Promising fast subcutaneous administration and a quick and potent antiplatelet effect, here comes a novel glycoprotein IIb/IIa inhibitor called RUC-4. This novel drug was tested in the CELEBRATE-02 study, presented at EuroPCR 2021 and simultaneously published in EuroIntervention.
The mean platelet inhibition begins 15 minutes after injection and increases with each of the three tested doses (from 77.5% with the lowest dose to 91.7% with the highest dose; p = 0.002 for trend).
RUC-4 was well tolerated by the 27 patients who received the drug and the next phase 2b study, which would include about 1600 patients in Europe, is already scheduled.
A single dose of RUC-4 might be enough for pre-hospital administration in patients with ST-segment elevation myocardial infarction who will undergo programmed primary angioplasty.
While fast reperfusion is key in these patients, existing drugs have limitations.
On the one hand, oral P2Y12 receptor inhibitors have a delayed action onset and, on the other hand, venous glycoprotein IIb/IIa inhibitors are a problem before hospitalization and have a prolonged half-life.
This might be the advantage offered by RUC-4: it acts in 15 minutes and platelets go back to normal in two hours.
Three different doses of RUC-4 (0.075, 0.09, and 0.11 mg/kg) were tested in the CELEBRATE-02 trial in patients with an infarction scheduled for primary angioplasty.
The drug was administered as a single subcutaneous injection before angiography—heparin was administered during the procedure to reach an activated clotting time <200 seconds. Ninety-three percent of the population received aspirin and ticagrelor.

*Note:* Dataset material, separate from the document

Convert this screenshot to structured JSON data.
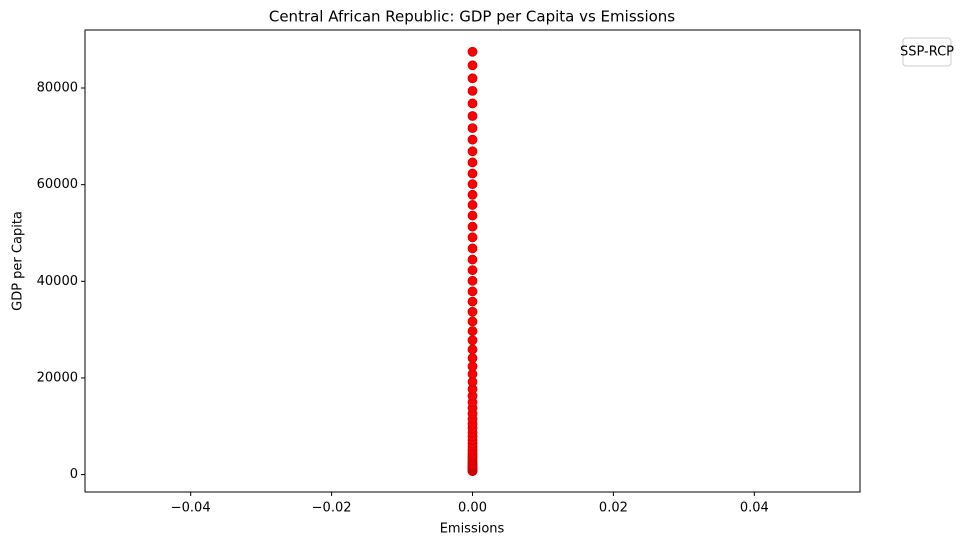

The primary endpoint was the number of patients with a platelet inhibition >80% within 15 minutes of injection. Fifty percent of platelets were functioning normally at two hours.
No patient receiving RUC-4 experienced thrombocytopenia (one of the worst adverse events from traditional glycoprotein inhibitors).
The two access-related major bleedings could be attributed to perforation of collateral branches of the radial artery by the guidewire when advancing without fluoroscopy control.
Original title: Pharmacokinetics, pharmacodynamics, and tolerability of subcutaneous administration of a novel glycoprotein IIb/IIIa inhibitor, RUC-4, in patients with ST-segment elevation myocardial infarction.
Reference: Bor WL et al. EuroIntervention 2021;17-online publish-ahead-of-print May 2021. DOI: 10.4244/EIJ-D-21-00287.